Sabemos pelo sociólogo Parsons que no exercício da profissão e na expressão disciplinar nem sempre é clara a distinção do saber do enfermeiro e da pessoa alvo de cuidados. Na promoção da saúde, ou seja, na capacitação do outro, os enfermeiros colocam-se “ombro a ombro” com uma pessoa concreta, numa circunstância peculiar. Depois de identificados os diagnósticos de enfermagem, os enfermeiros orientam as respostas das pessoas baseadas em evidência científica, mas adaptadas e possíveis no seu processo de vida, de saúde e doença. A necessária orientação e acompanhamento, a presença contínua, a relação estabelecida e a solicitude do enfermeiro assumem, assim, uma aparente simplicidade na complexidade da expressão profissional e disciplinar da enfermagem.

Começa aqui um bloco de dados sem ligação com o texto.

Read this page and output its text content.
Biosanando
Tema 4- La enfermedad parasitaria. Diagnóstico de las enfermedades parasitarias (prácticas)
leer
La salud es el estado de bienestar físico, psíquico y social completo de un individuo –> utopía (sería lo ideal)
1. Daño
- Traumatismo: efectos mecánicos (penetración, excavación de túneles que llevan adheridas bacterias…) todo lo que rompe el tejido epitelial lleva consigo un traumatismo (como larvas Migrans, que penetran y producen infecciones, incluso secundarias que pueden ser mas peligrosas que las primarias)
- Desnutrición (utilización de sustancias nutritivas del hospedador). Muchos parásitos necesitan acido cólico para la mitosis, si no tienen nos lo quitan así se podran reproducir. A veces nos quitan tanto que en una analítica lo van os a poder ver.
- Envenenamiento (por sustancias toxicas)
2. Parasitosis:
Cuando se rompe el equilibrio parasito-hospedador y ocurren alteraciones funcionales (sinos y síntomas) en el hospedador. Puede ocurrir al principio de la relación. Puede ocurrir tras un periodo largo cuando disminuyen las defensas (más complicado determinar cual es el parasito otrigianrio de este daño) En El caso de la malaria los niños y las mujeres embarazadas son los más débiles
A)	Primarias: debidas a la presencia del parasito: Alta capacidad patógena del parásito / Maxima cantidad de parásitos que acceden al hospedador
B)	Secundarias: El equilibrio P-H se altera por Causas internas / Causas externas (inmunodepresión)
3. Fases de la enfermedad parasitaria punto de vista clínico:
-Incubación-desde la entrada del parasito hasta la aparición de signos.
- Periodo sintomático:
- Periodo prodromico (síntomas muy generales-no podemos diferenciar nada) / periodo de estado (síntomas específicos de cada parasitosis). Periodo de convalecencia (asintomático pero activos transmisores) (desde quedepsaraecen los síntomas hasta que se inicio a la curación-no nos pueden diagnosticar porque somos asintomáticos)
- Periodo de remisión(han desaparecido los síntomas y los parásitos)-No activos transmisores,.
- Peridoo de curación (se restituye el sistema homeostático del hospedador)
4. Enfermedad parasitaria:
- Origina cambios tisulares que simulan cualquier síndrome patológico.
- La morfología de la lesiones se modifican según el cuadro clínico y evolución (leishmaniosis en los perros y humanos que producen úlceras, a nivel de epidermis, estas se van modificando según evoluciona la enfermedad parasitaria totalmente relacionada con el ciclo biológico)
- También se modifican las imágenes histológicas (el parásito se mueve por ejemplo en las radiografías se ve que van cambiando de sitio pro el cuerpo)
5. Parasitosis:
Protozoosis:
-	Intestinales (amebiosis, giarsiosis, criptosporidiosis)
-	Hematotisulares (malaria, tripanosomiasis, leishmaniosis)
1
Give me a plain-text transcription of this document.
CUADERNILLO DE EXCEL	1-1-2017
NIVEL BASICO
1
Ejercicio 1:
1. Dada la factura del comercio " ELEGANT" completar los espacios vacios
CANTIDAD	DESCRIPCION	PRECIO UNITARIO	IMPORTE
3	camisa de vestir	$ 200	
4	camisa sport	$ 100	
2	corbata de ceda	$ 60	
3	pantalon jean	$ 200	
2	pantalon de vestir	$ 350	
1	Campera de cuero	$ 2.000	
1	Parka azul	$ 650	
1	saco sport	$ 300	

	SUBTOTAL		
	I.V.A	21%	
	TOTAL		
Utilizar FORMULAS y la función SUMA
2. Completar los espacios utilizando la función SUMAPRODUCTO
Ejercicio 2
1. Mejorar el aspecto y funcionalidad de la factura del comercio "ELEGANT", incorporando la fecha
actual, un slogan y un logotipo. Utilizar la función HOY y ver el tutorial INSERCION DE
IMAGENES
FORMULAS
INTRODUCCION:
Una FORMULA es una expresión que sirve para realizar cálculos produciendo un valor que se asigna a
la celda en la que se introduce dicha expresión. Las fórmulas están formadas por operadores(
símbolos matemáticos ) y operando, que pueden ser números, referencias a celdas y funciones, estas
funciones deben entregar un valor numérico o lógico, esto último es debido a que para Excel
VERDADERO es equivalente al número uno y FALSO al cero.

Por outras palavras, embora em situações específicas a demarcação do saber disciplinar de Enfermagem até possa ser mais óbvia, a “aparente fraqueza” revelada na ação do enfermeiro (como intrínseca ao saber) deve interpelar-nos, quer na academia, quer em contexto clínico.

O padrão singular das respostas humanas assume também uma repercussão singular para a prática de enfermagem - todas as pessoas são únicas! Centrada nesse objeto de estudo, nem sempre reconhecido e assumido pela sociedade, a enfermagem baseia-se desde sempre em lógicas de ação de natureza pública, que de certa forma contrariam as lógicas de mercado em conformidade com as profissões dominantes. Sabemos como a ação do enfermeiro é indiscutivelmente estruturante no sistema de saúde e no Serviço Nacional de Saúde em vários contextos - da gestão de cuidados, da formação e da prestação de cuidados gerais e especializados.

A decisão clínica baseada na melhor evidência científica, a investigação e a transferibilidade do conhecimento novo para a prática clínica revelam a desadequação normativa a que continuamos ancorados desde 1988 com o Decreto-Lei n.º 480 – que integra o ensino da enfermagem no sistema educativo nacional, a nível do Ensino Superior Politécnico. Com base no longo, justo e profícuo caminho percorrido, apelamos, pois, à possibilidade de as universidades poderem oferecer cursos de enfermagem no âmbito do primeiro ciclo de estudos.

Cientes de que “só” passaram 200 anos na construção de um saber disciplinar, temos, contudo, uma certeza (em tempos de incerteza dominados por conflitos mundiais): continuaremos a dar resposta às Respostas Humanas! Pela exigência de respostas fundamentadas cientificamente e orgulhosos de provas dadas, por profissionais qualificados, recordamos que “já” passaram 200 anos!